BEVERLY When her family piled into the car on Sunday mornings for the drive to church, Carol Augulewicz knew the question was coming.

"Do you have the envelope?" her husband would ask.

The family no longer has to worry about forgetting the weekly donation. They're still faithful churchgoers, but now their gift to St. Mary Star of the Sea is made automatically, with the click of a mouse instead of the pass of a basket.

St. Mary is one of three local Catholic churches that have adopted ParishPay, an online system that allows parishioners to give to the church electronically, rather than dropping a donation into the collection basket every week. Once parishioners sign up, the money is automatically taken out of their bank accounts every month.

"If you're rushing off to Mass on a Sunday morning with kids in tow, the last thing you want to think about is, 'Do I have the envelope?'" Augulewicz said. "From a family standpoint, it makes things much easier on a busy Sunday morning."

About 40 people have signed up for ParishPay at St. Mary since the church signed on to the program last month, said the pastor, the Rev. David Barnes. St. John the Evangelist in Beverly and St. Paul in Hamilton have also adopted ParishPay.

Barnes said the automated payments have two advantages. They avoid the prospect of missed payments when people miss church. And they force parishioners to consider more deeply how much they should contribute.

"In the past a lot of times it was whatever was in their pocket, they gave," Barnes said. "Now you have to think about it. It makes for a more conscious giver."

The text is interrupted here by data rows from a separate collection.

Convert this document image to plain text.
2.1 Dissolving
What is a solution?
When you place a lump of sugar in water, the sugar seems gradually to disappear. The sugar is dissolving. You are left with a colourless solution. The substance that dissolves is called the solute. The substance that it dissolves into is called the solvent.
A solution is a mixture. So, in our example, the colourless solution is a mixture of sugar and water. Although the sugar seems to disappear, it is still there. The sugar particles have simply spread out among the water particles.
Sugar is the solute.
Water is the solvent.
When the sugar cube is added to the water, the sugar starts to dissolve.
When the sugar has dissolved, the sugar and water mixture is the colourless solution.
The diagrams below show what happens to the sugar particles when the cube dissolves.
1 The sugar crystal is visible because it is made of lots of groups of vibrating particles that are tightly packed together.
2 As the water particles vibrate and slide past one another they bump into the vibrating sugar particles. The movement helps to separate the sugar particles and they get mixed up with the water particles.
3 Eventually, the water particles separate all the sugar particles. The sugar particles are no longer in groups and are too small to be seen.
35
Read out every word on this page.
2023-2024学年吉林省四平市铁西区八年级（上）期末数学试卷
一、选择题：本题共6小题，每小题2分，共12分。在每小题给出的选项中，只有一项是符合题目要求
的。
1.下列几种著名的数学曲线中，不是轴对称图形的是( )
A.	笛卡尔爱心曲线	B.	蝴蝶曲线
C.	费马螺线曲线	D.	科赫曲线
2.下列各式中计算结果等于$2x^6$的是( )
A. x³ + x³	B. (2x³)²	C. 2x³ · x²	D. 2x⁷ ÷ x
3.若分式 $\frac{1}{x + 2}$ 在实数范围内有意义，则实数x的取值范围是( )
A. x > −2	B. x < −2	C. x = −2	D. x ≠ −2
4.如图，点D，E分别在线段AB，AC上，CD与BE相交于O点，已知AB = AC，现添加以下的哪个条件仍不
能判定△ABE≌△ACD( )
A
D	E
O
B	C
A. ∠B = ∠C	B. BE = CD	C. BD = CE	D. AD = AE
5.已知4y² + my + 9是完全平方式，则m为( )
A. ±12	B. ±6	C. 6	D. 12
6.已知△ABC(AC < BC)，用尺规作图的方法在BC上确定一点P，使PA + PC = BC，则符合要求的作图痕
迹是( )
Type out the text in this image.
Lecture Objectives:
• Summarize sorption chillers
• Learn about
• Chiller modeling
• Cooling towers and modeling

Andrew Goldberger, the CEO of New York-based ParishPay, said parishioners increase their donations by an average of 75 percent when they automate their payments, because they begin comparing their church gift to their other online monthly payments.

"It allows them to recontextualize the church's importance in their life," he said. "They contrast it with the cable bill and the electric bill, and all of a sudden $40 a month doesn't seem like enough."

The automated payments are especially valuable these days, Goldberger said, because even the most faithful attend church services only 35 times per year on average.

Small, but growing trend

Goldberger said almost 2,000 churches have enrolled with ParishPay since the company started in 2001. Many of them are Catholic, although other denominations have also signed on, including Episcopal and Greek Orthodox churches. The company has a separate Web site,, for non-Catholic churches, since the word "parish" has a Catholic connotation, Goldberger said.

About 50 or 60 churches in the Archdiocese of Boston, about one-fifth of the total number, have adopted some type of electronic giving system, said archdiocese spokesman Scott Landry. The number spiked after the archdiocese held a seminar on automated donations last fall, he said.

"The archdiocese is encouraging parishes to think about whether an electronic offertory makes sense in their parish setting," Landry said.

Critics have said automated payments turn the personal and spiritual act of donating to your church into a cold financial transaction. But Landry said parishioners who contribute electronically are given cards to place in the collection basket in lieu of a donation envelope or cash. According to Goldberger, the card reads, "We lovingly contributed electronically this month."

The cards not only avoid the potential embarrassment of letting the basket slide by without putting anything in it, but also give people a chance to write a prayer intention on their card, Landry said.

"That actually enhances the spirituality of the offering," he said.

Barnes said the cards are especially good for children who like to put their family's donation into the basket.

The Boston Archdiocese's support of electronic payments is not necessarily linked to the drop in donations that resulted from the priest abuse scandal, Landry said.

"Every diocese in the country is doing something with electronic giving right now," he said. "The reason electronic giving is growing is that both the parishes and the parishioners see the conveniences. It's just a coincidence that it started to grow in Boston in the last few years."

Company fee

ParishPay charges churches $1 plus 1.5 percent of every donation. If a parishioner donates $100 per month, for example, $2.50 of that would go to ParishPay, Goldberger said.

For all the efficiency of electronic payments, most people still prefer to donate the old-fashioned way. Only about 10 percent of parishioners at churches that offer the system agree to sign up, according to Goldberger.

St. Mary parishioner Ferde Rombola said he understands the theory behind automatic payments, but he plans to stick to his old-fashioned envelope system.

"I don't like people going into our checking account and taking money out when we're not looking," he said. "It's not a comment on the church, it's just a general economic policy I have."